10 days after surgery we met with his surgeon, told him that Jack had named a new lego guy after him since he's such a great surgeon, and he told us Jack was completely healed and could "do anything." It felt so good to hear that. No more limiting this little guy who wanted to ride his scooter, ride his bike, jump off couches and stairs and banisters, run around with his dog, and take a bath! Taking a bath was off limits because of the incisions, and now a bath was okayed! That was a big deal for me.
Here he is less than two weeks after his surgery - I am so amazed at how God heals.
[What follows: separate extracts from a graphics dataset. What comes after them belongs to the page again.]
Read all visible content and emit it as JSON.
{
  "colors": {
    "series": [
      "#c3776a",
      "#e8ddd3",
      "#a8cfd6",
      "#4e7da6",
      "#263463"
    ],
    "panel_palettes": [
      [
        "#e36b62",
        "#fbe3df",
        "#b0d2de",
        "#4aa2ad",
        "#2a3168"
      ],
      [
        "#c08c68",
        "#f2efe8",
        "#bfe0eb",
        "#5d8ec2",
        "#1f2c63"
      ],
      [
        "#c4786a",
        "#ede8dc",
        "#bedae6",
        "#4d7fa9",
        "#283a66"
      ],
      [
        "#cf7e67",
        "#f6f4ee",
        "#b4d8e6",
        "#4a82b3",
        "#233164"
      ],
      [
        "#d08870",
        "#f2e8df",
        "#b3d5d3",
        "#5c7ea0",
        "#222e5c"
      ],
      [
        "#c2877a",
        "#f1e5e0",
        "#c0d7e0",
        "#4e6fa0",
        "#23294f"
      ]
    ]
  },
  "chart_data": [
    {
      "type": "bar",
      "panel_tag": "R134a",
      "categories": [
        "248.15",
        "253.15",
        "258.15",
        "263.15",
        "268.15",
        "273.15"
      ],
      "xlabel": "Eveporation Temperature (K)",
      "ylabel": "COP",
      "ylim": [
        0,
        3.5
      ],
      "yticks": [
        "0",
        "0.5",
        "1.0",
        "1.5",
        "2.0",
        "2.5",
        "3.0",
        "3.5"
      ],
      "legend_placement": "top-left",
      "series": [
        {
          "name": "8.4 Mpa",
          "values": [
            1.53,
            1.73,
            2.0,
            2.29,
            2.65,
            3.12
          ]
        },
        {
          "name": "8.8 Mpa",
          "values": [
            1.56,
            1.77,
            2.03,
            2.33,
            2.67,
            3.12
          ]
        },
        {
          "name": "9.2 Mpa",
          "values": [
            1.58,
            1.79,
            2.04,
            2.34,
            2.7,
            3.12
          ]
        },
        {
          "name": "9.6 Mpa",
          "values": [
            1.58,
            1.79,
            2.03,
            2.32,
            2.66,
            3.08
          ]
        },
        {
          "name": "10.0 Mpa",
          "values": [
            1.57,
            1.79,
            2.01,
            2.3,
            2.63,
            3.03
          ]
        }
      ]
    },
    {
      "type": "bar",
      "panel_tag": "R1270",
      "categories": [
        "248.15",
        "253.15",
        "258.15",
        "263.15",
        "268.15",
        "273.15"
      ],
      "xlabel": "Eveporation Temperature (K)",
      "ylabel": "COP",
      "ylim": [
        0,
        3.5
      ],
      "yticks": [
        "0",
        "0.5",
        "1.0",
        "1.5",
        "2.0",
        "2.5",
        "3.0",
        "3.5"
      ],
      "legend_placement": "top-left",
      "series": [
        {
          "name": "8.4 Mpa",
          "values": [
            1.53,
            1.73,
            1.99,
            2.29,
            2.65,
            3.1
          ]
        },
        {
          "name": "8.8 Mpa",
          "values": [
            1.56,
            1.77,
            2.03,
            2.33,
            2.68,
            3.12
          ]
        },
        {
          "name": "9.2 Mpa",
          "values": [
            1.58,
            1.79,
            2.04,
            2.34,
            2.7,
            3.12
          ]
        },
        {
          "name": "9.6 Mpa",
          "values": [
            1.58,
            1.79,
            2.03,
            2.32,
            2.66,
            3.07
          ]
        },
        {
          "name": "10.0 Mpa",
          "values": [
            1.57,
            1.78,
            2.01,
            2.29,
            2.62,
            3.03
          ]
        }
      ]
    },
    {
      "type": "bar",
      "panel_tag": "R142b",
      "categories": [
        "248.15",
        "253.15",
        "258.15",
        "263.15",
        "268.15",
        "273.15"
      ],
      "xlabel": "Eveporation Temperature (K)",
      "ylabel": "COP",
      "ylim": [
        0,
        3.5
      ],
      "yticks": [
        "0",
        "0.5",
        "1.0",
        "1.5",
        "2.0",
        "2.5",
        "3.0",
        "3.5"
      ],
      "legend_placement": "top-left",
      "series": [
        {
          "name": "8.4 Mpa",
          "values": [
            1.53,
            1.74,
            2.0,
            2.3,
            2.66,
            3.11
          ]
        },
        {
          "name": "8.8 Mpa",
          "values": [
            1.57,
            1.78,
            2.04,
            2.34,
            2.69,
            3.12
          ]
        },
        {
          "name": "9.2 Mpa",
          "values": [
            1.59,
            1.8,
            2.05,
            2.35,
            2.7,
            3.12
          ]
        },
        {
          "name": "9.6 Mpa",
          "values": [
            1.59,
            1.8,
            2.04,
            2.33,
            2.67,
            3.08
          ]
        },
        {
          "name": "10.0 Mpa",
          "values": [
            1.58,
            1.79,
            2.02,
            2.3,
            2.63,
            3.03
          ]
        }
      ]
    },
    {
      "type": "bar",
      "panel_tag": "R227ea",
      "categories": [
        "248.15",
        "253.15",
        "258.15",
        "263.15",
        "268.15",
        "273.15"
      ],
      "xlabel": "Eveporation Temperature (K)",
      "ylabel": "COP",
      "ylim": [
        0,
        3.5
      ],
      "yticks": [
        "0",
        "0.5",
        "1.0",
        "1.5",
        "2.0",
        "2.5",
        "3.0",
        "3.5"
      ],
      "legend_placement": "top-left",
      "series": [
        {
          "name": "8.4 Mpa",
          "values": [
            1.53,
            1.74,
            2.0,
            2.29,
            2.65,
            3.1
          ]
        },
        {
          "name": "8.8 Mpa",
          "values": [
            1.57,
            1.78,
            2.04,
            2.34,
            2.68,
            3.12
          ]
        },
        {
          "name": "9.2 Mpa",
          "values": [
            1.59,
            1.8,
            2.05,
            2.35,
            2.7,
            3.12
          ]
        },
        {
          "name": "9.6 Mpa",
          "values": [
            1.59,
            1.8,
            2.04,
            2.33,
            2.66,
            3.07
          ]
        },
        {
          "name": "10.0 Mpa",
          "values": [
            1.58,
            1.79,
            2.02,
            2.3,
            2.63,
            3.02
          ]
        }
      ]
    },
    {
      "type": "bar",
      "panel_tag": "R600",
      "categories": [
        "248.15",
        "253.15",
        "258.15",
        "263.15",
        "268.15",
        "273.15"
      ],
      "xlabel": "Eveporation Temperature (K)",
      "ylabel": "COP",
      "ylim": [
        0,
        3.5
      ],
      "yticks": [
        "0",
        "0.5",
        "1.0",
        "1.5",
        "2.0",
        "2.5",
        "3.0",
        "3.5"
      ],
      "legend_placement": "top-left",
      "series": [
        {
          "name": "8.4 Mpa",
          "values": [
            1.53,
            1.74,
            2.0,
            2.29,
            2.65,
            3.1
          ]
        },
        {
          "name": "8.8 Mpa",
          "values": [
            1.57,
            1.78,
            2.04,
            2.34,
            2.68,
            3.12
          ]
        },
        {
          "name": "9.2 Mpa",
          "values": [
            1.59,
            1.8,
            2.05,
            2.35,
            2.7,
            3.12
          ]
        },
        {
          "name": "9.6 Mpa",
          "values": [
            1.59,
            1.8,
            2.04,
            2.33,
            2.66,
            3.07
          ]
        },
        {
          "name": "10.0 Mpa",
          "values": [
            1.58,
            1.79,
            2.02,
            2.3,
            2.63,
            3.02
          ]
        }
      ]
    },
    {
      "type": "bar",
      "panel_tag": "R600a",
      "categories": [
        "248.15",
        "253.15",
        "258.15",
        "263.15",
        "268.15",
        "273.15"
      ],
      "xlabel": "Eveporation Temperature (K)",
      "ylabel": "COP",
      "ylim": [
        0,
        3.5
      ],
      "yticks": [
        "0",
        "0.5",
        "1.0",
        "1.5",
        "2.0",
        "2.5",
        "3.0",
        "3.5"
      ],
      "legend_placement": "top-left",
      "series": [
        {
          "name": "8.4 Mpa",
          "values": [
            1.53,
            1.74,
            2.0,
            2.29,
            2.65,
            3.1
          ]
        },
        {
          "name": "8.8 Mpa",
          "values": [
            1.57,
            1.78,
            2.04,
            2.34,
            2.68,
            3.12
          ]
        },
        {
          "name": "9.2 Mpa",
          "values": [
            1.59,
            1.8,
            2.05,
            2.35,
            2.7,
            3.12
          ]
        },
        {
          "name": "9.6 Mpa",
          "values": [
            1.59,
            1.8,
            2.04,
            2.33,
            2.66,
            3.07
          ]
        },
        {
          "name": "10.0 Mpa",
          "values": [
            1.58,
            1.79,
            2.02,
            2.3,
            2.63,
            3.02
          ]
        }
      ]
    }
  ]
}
This whole ordeal makes me think about how my dad has said to me "There's nothing like the pain you feel when your kids are in pain." I have had a few instances where I've realized how true this statement is, and Jack's surgery ordeal was just another to prove it right.
It also makes me think about how many children have died from something this simple to fix, just because they were too far away from a hospital or the signs weren't noticed quick enough, or because they lived in the times of Little House on the Prairie or before. I'm so thankful for our doctors, and the internet and the nurse on the phone in this case. It was so quickly figured out and fixed, and I can't imagine being in the situation of seeing my child in pain for days or weeks and not knowing why, and not getting answers.
Those are the parents and kids I'll pray for tonight.